On Saturday, Pythagoras competed in his first Olympic-distance triathlon with surprisingly little drama.
There were no Swedish supermodels throwing confetti and bikini tops as he crossed the finish line, but there was also no need for him to crawl weakly to the end while peeing down his leg and insisting his name is Rebecca.
He finished fifth in his age group, which qualifies him for Nationals should we wish to journey to Tuscaloosa, Alabama in September.
But despite his solid finish, Pythagoras was trotting down the if only path mere seconds after he’d crossed the finish line.

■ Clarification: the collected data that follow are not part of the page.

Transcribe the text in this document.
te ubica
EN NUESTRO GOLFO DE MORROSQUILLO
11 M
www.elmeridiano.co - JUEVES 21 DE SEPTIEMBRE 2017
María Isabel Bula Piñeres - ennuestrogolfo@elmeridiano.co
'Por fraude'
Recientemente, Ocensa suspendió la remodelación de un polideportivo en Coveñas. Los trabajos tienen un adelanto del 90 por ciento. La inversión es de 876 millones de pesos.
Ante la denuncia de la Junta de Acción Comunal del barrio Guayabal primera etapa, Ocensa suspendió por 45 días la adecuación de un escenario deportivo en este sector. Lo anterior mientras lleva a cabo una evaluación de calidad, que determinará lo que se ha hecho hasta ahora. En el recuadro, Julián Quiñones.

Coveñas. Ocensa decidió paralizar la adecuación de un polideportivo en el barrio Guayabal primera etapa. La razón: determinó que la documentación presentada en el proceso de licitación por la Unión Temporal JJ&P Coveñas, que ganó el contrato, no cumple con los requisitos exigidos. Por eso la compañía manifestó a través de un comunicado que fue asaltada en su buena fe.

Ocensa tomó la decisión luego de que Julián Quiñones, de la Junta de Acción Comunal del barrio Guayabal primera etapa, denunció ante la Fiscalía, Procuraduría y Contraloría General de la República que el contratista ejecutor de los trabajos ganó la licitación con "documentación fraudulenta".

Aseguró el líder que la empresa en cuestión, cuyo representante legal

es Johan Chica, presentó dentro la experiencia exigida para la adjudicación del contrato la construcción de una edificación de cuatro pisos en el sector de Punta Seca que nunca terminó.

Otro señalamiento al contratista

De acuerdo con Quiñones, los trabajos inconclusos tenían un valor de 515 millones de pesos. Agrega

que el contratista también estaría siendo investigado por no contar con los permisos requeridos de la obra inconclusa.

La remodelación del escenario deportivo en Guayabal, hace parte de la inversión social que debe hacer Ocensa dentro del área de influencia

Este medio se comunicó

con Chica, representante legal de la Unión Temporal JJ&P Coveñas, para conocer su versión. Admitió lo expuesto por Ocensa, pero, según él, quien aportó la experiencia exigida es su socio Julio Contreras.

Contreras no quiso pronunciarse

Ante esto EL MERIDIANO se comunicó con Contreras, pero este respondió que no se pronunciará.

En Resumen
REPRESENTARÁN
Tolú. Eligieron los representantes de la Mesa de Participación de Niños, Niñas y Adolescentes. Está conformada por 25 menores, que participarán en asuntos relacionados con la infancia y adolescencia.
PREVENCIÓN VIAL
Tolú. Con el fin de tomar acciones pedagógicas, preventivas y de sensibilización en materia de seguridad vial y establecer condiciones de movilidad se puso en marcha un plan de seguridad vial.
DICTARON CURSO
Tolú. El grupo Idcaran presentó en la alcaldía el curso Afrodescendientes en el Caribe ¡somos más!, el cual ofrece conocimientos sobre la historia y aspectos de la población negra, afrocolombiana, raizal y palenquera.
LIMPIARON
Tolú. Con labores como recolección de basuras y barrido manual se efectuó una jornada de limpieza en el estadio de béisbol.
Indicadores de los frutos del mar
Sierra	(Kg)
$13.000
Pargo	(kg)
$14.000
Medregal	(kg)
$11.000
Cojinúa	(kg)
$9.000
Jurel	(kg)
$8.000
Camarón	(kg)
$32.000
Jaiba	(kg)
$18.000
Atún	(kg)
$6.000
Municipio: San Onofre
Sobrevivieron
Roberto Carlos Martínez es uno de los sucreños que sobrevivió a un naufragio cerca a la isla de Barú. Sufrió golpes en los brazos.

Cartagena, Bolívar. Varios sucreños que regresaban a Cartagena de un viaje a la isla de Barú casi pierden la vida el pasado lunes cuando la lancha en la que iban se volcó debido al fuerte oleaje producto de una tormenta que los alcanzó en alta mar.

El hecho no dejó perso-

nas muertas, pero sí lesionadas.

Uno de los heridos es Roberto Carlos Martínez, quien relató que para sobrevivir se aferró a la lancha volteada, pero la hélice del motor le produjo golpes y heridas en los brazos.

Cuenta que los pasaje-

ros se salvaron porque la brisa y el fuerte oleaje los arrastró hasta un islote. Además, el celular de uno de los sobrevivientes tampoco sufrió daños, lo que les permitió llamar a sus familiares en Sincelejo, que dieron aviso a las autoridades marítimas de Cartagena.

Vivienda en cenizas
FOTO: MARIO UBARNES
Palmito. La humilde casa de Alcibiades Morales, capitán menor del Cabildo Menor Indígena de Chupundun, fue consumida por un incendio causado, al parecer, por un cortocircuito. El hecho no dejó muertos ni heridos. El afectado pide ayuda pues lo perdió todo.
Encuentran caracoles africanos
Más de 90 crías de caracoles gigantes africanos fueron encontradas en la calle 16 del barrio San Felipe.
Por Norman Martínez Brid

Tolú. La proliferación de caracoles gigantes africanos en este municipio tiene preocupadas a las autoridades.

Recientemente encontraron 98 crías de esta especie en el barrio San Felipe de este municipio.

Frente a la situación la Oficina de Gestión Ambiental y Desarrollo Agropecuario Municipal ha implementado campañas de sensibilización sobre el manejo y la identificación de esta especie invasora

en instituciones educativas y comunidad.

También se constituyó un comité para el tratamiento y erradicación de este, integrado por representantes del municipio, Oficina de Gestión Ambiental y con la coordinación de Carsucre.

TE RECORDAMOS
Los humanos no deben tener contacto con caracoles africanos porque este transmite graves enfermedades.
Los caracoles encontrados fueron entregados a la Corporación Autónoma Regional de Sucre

If only he hadn’t been sick all week…
If only he’d slept better the previous night…
If only he’d eaten a different breakfast…
I finally had to demand he stop lest he reach the conclusion that he would have won the whole race if only his pre-competition ritual had included a hand job from Jennifer Love Hewitt.
Annoying though his if only game may be, I’ve gotta admit I’ve been doing it too – particularly with this book.
If only I’d started writing in mid-March…
If only I hadn’t given myself so many days off…
If only I’d gotten up earlier this morning…
And I have to stop myself and say then what, idiot?
Sure, I’d be done by now. Usually I take about three months to finish a book, and this one will come in a little over three-and-a-half by the time I type “the end” in the next few days.
Is that really the end of the world?
Probably not. This is the third book in my contract and it isn’t even due on my editor’s desk until February. February, but I’m beating myself up now for dawdling.
In truth, the biggest reason for the delay is that I’ve had the chance to spend some extra quality time with Pythagoras these last six weeks. Unsurprisingly, I’ve grabbed that chance like I'd grab a firm butt cheek.
Do you play the if only game? Do you have an effective way of stopping yourself that doesn’t involve medieval torture devices? Please share, I could use better strategies.
I would like to sneak in just one more if only, if I may.
If only that beyotch beside me hadn’t stuck her hand out, I’d have a lovely photo of Pythagoras crossing the finish line in Saturday’s race.